Intro to Benefit Design
What is Benefit Design?
Benefit designs are rules that structure health insurance plans and dictate how consumers can gain access to health care services and providers. In particular, they determine which services will be covered by the health plan, from which providers a consumer can seek care, and the cost-sharing amounts (e.g. deductible, co-payments, co-insurance) for which the consumer is responsible. Almost all benefit designs leverage cost-sharing to shift a portion of the financial responsibility for care onto consumers through out-of-pocket costs—costs that the consumer is subject to at the point-of-service. In theory, cost-sharing can influence consumer behavior and drive them to seek higher-value care, assuming they possess adequate information to distinguish between high- and low-value care and necessary and unnecessary services.
Why Should Employers and Other Health Care Purchasers Care About It?
In the commercial insurance market, the employer and their employees jointly cover the cost of health insurance through premium contributions. However, since the employer often contributes more than the employee, this leads to “moral hazard” where the employee consumes more health care services than s/he would if s/he paid for the full cost of care out-of-pocket. Therefore, recent benefit designs have created financial incentives (differential out-of-pocket costs) for consumers to be more cost sensitive and to steer them toward appropriate use of lower-cost, higher-quality care.
What Are Examples of Benefit Designs that Leverage Cost-Sharing?
Employers are increasingly using benefit designs with cost-sharing to encourage the use of high-value services and providers. The most common benefit designs that use cost-sharing to incentivize consumer care-seeking behavior are:
- Value-based insurance design (V-BID) aligns a consumer’s out-of-pocket costs with a service based on its “relative value” for a consumer or population, meaning that a service is beneficial for one patient but not for another. Therefore, a consumer would have lower out-of-pocket costs (co-pay, co-insurance) for a service that is considered clinically beneficial to her (such as an annual primary care visit) and vice versa.
- High deductible health plans (HDHPs) require consumers to cover 100% of their health care costs up to a certain amount—the deductible—at which point other cost-sharing arrangements, such as co-pays and co-insurance, begin.
- Tiered networks designate groups of network providers into levels, or tiers, based on the value of the care they provide. Consumers’ out-of-pocket costs vary so that they pay less out-of-pocket if they receive care from a higher-value (higher tier) provider.
- Narrow networks use cost and quality criteria to select health care providers from a broader network and then establish strong incentives for consumers to seek care from that more limited set of providers (the narrow network). These incentives can include lower out-of-pocket costs for in-network care, and higher out-of-pocket costs for care received from the broader network.
- Reference pricing establishes a standard price for any drug, procedure, service or bundle of services and requires that the consumer pay out-of-pocket any allowable charges above this price for the specified drug, procedure, service or bundle of services (e.g., CalPERS set a $30,000 reference price for hip and knee replacements).[1]

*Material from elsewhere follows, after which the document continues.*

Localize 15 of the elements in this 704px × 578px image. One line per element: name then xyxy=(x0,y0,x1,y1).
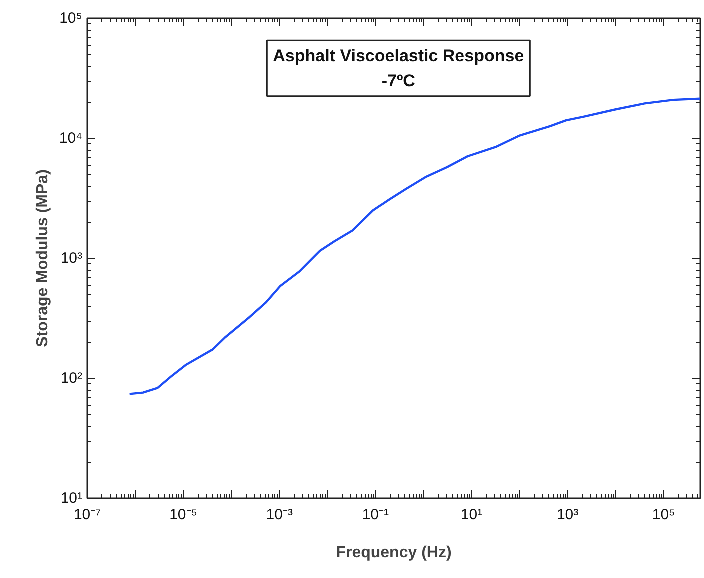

- Centers of excellence (COEs) are designated groups of providers that meet high standards for both the quality and cost of care for a particular service or set of services. Consumers that seek care from COEs typically have lower out-of-pocket costs than if they receive care from a non-designated COE (e.g., the COE Wal-Mart Stores Inc. has with Virginia Mason Medical Center for hip and knee replacements).
- Benefit designs for alternative sites of care are consumer incentives to seek care from locations where care is offered at a lower cost than at traditional venues, such as the hospital. For instance, consumers would have lower out-of-pocket costs for care received via telehealth or from an onsite clinic.